Nevertheless, it is clear that while the FEP cannot technically be falsified, the intrinsic parsimony and elegance of the principle can be practically computed and the utility and scientific value of the theory can and should be extensively tested. In the best case, the FEP would be a parsimonious and elegant principle, which applies to a wide range of systems and can derive fruitful scientific insights about them which are impossible to derive any other way. In the worst-case scenario, the FEP could apply only to a sterile and arcane subset of mathematical systems with no relevance to the real world, and it cannot produce a single meaningful scientific insight or result into the nature of sentient systems. Which case the FEP falls into is a question which can be figured out through mathematical research and empirical investigation and, in my opinion, the answer to this question is far more useful to assess its scientific value than the technical question of strict falsifiability.
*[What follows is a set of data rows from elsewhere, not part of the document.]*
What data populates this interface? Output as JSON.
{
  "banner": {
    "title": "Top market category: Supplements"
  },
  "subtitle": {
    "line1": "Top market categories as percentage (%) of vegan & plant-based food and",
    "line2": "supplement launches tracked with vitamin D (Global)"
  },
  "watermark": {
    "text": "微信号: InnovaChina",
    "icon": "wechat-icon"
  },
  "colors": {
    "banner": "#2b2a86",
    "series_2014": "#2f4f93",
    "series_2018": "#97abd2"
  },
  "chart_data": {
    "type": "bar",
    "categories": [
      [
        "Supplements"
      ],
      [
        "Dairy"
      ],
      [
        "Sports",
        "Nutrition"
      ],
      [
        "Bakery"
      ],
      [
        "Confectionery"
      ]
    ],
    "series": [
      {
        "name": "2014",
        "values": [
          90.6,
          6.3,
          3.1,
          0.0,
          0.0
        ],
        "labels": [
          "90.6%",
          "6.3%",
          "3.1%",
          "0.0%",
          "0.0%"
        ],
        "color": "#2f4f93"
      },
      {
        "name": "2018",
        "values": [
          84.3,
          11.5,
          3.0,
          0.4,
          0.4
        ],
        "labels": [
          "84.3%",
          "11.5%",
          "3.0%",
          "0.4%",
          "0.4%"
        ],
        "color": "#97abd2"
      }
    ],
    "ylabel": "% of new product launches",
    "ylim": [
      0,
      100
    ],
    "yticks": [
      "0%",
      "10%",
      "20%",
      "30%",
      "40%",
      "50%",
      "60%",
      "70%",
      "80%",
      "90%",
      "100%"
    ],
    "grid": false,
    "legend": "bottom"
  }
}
(1) Although this seems like quite a loose condition, it does nevertheless impose some constraints. By modelling the system as a Langevin equation we effectively require 1.) that the rate of change of the system depends on the instantaneous value of its variables; the past cannot affect the dynamics. While this is probably true for the laws of physics, if we consider more abstract high-level systems, this condition could be violated. Additionally, the form of the Langevin equation requires additive white, Gaussian noise, which is a strong assumption on the noise which in practice could well be coloured or non-gaussian in complex systems.